I found out I was pregnant with Lilly on Rachel’s first birthday. Which is incidentally about the time Rachel became… curious. Parenting was no longer about feeding, napping, holding. It was now about my emotional survival and Rachel’s physical safety. She was still good-natured, but keeping her alive became a near-full-time job. She wanted to see, touch, taste everything. I would describe this time in her life as manic. During my Lilly pregnancy, Rachel gave up naps. Exceptionally early. When I needed her to nap the most. By the time Lilly was born, I was already tired.

I will not bore you all with the ins and outs of each of my other pregnancies. What each kid was like at the time, etc.. I had 4 kids in 5-and-a-half years and it was hard. Enough said. Physically, they needed so much from me. To bathe them, to feed them, to dress them, To buckle them into the car, to cuddle them. By the end of every day I had the very pointed desire not to be touched by anyone. And I love physical touch.

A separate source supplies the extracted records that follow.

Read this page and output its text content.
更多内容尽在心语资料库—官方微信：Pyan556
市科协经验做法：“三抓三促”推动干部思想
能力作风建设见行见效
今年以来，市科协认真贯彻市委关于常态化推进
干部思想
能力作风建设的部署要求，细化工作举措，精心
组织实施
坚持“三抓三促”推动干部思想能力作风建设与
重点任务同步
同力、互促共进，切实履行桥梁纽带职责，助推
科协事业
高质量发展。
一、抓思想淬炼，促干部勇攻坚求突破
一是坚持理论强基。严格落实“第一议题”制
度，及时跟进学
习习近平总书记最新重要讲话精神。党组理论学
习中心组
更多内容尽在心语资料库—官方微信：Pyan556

Parenting toddlers and babies is both difficult and boring. Which is the worst combination. But it is simple. You feed them, you dress them, you love them, you keep them alive. Bonus, they are so so cute. They say cute things, they do cute things, they love you unconditionally. They want all the cuddles. You are their hero. You can do no wrong. They are intrinsically precious. My teenagers are categorically not cute or precious. And they no longer see me as a perfect human being. They still love me. Fiercely. But my humanness is starting to show.

Another phrase I am sure all you parents have heard. “Just wait until they are teenagers”. The implication is that this is where the real work is. And this is true to some degree. My sister Summer once said something like “toddlers and babies are physically hard. But teenagers are emotionally difficult.” Spot on. Now that my kids are in their teen years, the problems are more complex. The problems are heartbreaking. The problems are heavy. But raising teenagers doesn’t suck. Not even a little bit.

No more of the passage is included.